State's best young auctioneer a local

A BIG, clear voice has helped Naracoorte's Mat MacDonald to success as the State's best young auctioneer.

As winner of the SA Young Auctioneer Competition last Thursday, the Southern Australian Livestock auctioneer was thrilled to be given another chance to wave his gavel at the Sydney Royal Easter Show in 2015, after representing SA at the show last month as last year's State runner-up.

Winning auctioneer Mat MacDonald (front) with ALPA chief executive officer Andy Madigan (left) and runner-up Dean Coddington.

Winning auctioneer Mat MacDonald (front) with ALPA chief executive officer Andy Madigan (left) and runner-up Dean Coddington.

In last week's annual State competition, conducted by the Australian Livestock and Property Agents Association, Mr MacDonald, 23, impressed the judges from the rail, selling cattle in a mock auction at Naracoorte Regional Livestock Exchange.
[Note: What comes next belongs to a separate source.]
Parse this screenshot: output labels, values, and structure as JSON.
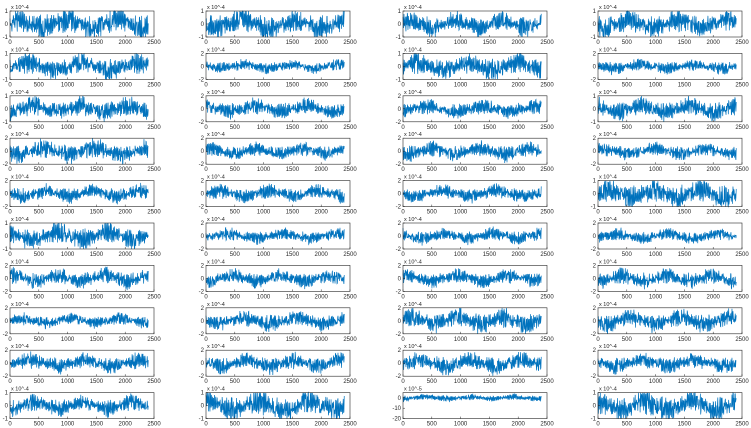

In Sydney he enjoyed the experience of selling the show grand champion steer in the national competition and was delighted to get another shot next year against the nation's best from five states.

In his four years as an auctioneer the young gun has come ahead in leaps and bounds - selling at the weekly Naracoorte market and ram sales.

He enjoys the challenge of achieving the best money for his clients.

"The clarity of your voice and loudness really sets the mood for the sale," Mr MacDonald said.

Runner-up, who has also won a berth in Sydney next year, was debut entrant Elders Keith's Dean Coddington, 22.

He has been with Elders for just seven months and said he enjoyed doing his best for clients.

"The most important thing is knowing the values of stock and being clear and well presented," Mr Coddington said.

The competition is open to those aged 18 to 25 years and is held in conjunction with an auctioneers school.

ALPA chief executive Andy Madigan said the school was beneficial for all livestock and property auctioneers, whether they had been in the industry for a while or were just starting out. It included sessions with Victorian speech pathologist Eliza Galvin and other industry professionals.

He said all nine participants were a credit to their companies and he particularly praised two agents who had their first experience of selling at the school.

The role of a livestock auctioneer was crucial - producers put a lot of faith in them.

"Producers often spend years producing cattle and a year of so producing sheep for sale," Mr Madigan said. "These sales are their biggest pay cheque of the year and it all depends on how many bids their auctioneer can get from buyers."

He thanked Landmark stud stock's Gordon Wood, Elders Naracoorte livestock manager Tom Dennis and Elders key account and livestock sales manager for northern SA Damien Webb for their coaching and mentoring.